Notes from the Composer
Tuesday, June 15, 2010
At the Brink of the Chill
Performed by the Left Coast Chamber Ensemble.
At the Brink of the Chill was commissioned jointly by the Serge Koussevitzky Music Foundation in the Library of Congress and the Left Coast Chamber Ensemble of San Francisco. Scored for violin, viola, cello, double bass, and piano, it was programmed to be premiered alongside Franz Schubert’s Trout Quintet of the same instrumentation.
I began writing At the Brink of the Chill on a most glorious day in the autumn of 2008 during my residency at the Copland House, which is situated in a quiet town next to the Hudson River, about forty minutes north of Manhattan. The fall foliage was at its peak—trees of all shades and hues jostling ostentatiously against lakes and ponds, only slightly subdued by the crisp air and the cloudless blue sky. My music certainly could not escape the influence of such a brilliant display of nature. The second movement, which was actually written first, is the contemplative reflection of my being in such surroundings. In contrast, the first movement, written after movement two, has a more jovial and lively character. It is a portrayal of my heightened excitement while driving down the highway from Boston to the Hudson River Valley. My mood was in a flutter, and my eyes were dazzled by the colors of the foliage shimmering under the gleaming autumn sunshine. However, all of these splendors soon died down, turning into a lusterless sight in less than a week’s time, surely to be followed by a long, bitter winter. This sudden change is reflected in the third movement with its stark dreariness.
Performed by the Empyrean Ensemble; Jiebing Chen, erhu; conducted by Yu-Hui Chang.
Amid Haze, written between 1998 and 1999 at the request of ALEA III, is a concerto for erhu and chamber orchestra.
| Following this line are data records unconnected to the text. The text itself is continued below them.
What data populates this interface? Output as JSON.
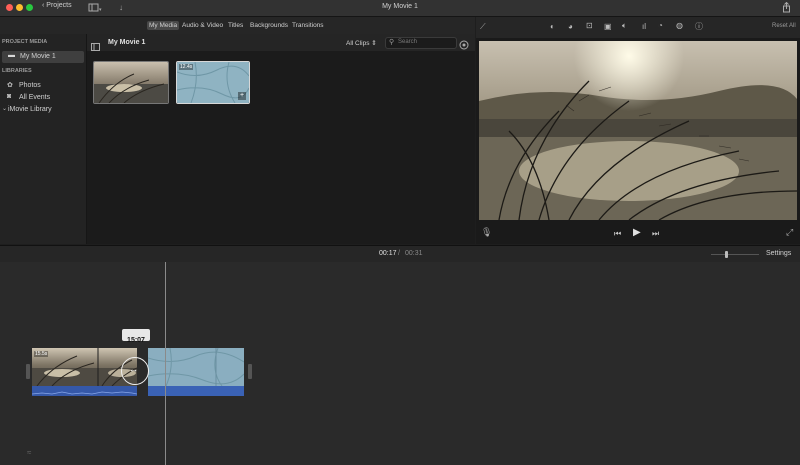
{
  "titlebar": {
    "projects_label": "Projects",
    "window_title": "My Movie 1"
  },
  "media_tabs": [
    "My Media",
    "Audio & Video",
    "Titles",
    "Backgrounds",
    "Transitions"
  ],
  "sidebar": {
    "project_media_header": "PROJECT MEDIA",
    "project_item": "My Movie 1",
    "libraries_header": "LIBRARIES",
    "photos": "Photos",
    "all_events": "All Events",
    "imovie_library": "iMovie Library"
  },
  "browser": {
    "title": "My Movie 1",
    "filter": "All Clips",
    "search_placeholder": "Search",
    "clip2_duration": "12.4s"
  },
  "viewer": {
    "reset_all": "Reset All"
  },
  "timeline": {
    "current_time": "00:17",
    "separator": "/",
    "total_time": "00:31",
    "settings": "Settings",
    "tooltip_time": "15:07",
    "clip1_duration": "15.5s"
  },
  "colors": {
    "accent_blue": "#3a62b5",
    "selected_item": "#3f3f3f"
  }
}
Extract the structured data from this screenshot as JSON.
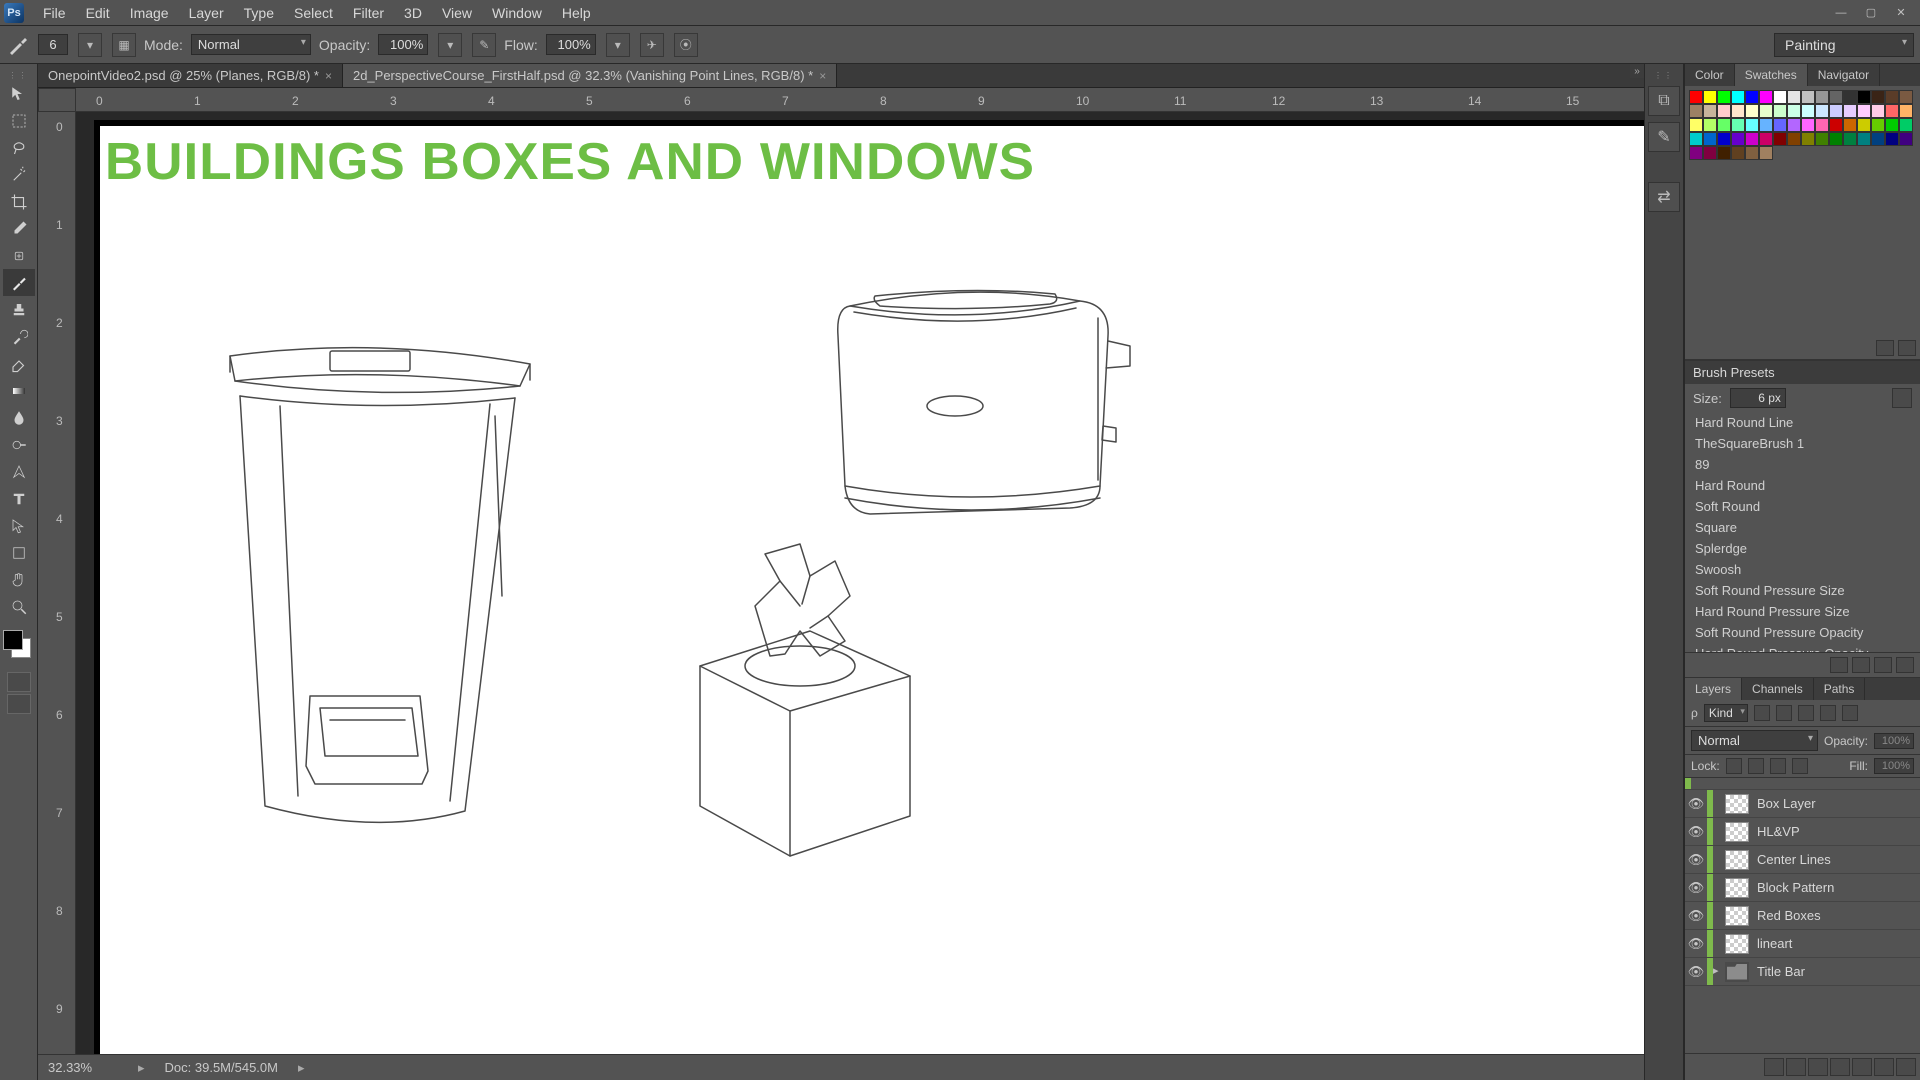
{
  "menus": [
    "File",
    "Edit",
    "Image",
    "Layer",
    "Type",
    "Select",
    "Filter",
    "3D",
    "View",
    "Window",
    "Help"
  ],
  "options": {
    "size_value": "6",
    "mode_label": "Mode:",
    "mode_value": "Normal",
    "opacity_label": "Opacity:",
    "opacity_value": "100%",
    "flow_label": "Flow:",
    "flow_value": "100%"
  },
  "workspace": "Painting",
  "doc_tabs": [
    {
      "label": "2d_PerspectiveCourse_FirstHalf.psd @ 32.3% (Vanishing Point Lines, RGB/8) *",
      "active": true
    },
    {
      "label": "OnepointVideo2.psd @ 25% (Planes, RGB/8) *",
      "active": false
    }
  ],
  "ruler_h": [
    "0",
    "1",
    "2",
    "3",
    "4",
    "5",
    "6",
    "7",
    "8",
    "9",
    "10",
    "11",
    "12",
    "13",
    "14",
    "15"
  ],
  "ruler_v": [
    "0",
    "1",
    "2",
    "3",
    "4",
    "5",
    "6",
    "7",
    "8",
    "9"
  ],
  "canvas_title": "BUILDINGS BOXES AND WINDOWS",
  "status": {
    "zoom": "32.33%",
    "doc": "Doc: 39.5M/545.0M"
  },
  "swatch_colors": [
    "#ff0000",
    "#ffff00",
    "#00ff00",
    "#00ffff",
    "#0000ff",
    "#ff00ff",
    "#ffffff",
    "#e4e4e4",
    "#c0c0c0",
    "#969696",
    "#646464",
    "#323232",
    "#000000",
    "#3a2416",
    "#5a3c28",
    "#7a5a42",
    "#9c8064",
    "#c8b49c",
    "#ffcccc",
    "#ffe6cc",
    "#ffffcc",
    "#e6ffcc",
    "#ccffcc",
    "#ccffe6",
    "#ccffff",
    "#cce6ff",
    "#ccccff",
    "#e6ccff",
    "#ffccff",
    "#ffcce6",
    "#ff6666",
    "#ffb366",
    "#ffff66",
    "#b3ff66",
    "#66ff66",
    "#66ffb3",
    "#66ffff",
    "#66b3ff",
    "#6666ff",
    "#b366ff",
    "#ff66ff",
    "#ff66b3",
    "#cc0000",
    "#cc6600",
    "#cccc00",
    "#66cc00",
    "#00cc00",
    "#00cc66",
    "#00cccc",
    "#0066cc",
    "#0000cc",
    "#6600cc",
    "#cc00cc",
    "#cc0066",
    "#800000",
    "#804000",
    "#808000",
    "#408000",
    "#008000",
    "#008040",
    "#008080",
    "#004080",
    "#000080",
    "#400080",
    "#800080",
    "#800040",
    "#402000",
    "#604020",
    "#806040",
    "#a08060"
  ],
  "color_tabs": [
    "Color",
    "Swatches",
    "Navigator"
  ],
  "brush_presets": {
    "title": "Brush Presets",
    "size_label": "Size:",
    "size_value": "6 px",
    "items": [
      "Hard Round Line",
      "TheSquareBrush 1",
      "89",
      "Hard Round",
      "Soft Round",
      "Square",
      "Splerdge",
      "Swoosh",
      "Soft Round Pressure Size",
      "Hard Round Pressure Size",
      "Soft Round Pressure Opacity",
      "Hard Round Pressure Opacity"
    ]
  },
  "layer_tabs": [
    "Layers",
    "Channels",
    "Paths"
  ],
  "layer_opts": {
    "kind": "Kind",
    "blend": "Normal",
    "opacity_label": "Opacity:",
    "opacity_value": "100%",
    "lock_label": "Lock:",
    "fill_label": "Fill:",
    "fill_value": "100%"
  },
  "layers": [
    {
      "name": "Box Layer",
      "visible": true,
      "type": "layer"
    },
    {
      "name": "HL&VP",
      "visible": true,
      "type": "layer"
    },
    {
      "name": "Center Lines",
      "visible": true,
      "type": "layer"
    },
    {
      "name": "Block Pattern",
      "visible": true,
      "type": "layer"
    },
    {
      "name": "Red Boxes",
      "visible": true,
      "type": "layer"
    },
    {
      "name": "lineart",
      "visible": true,
      "type": "layer"
    },
    {
      "name": "Title Bar",
      "visible": true,
      "type": "folder"
    }
  ]
}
The erhu is a two-stringed bowed instrument whose status in the Chinese instrument family is equivalent to that of the violin in Western music. In this concerto, I wished not only to showcase the erhu’s extraordinarily rich expressiveness, delicate tone color, and flexible character, but also to present it as a virtuosic instrument that can excel in the contemporary repertoire.
This piece consists of three continuous sections. The tempi of the sections grow progressively faster. After the contrapuntal first section, which features the erhu’s expressive lyrical quality, the second section opens with collage-like fragments. The erhu enters again in the middle of the second section and brings the music to a climax followed by a cadenza. The last section is filled with rhythmic energy and is lighter in character.
Amid Haze is dedicated to the composer’s homeland, a place that prospers with great courage against all odds, a place the composer finally learned to appreciate from afar.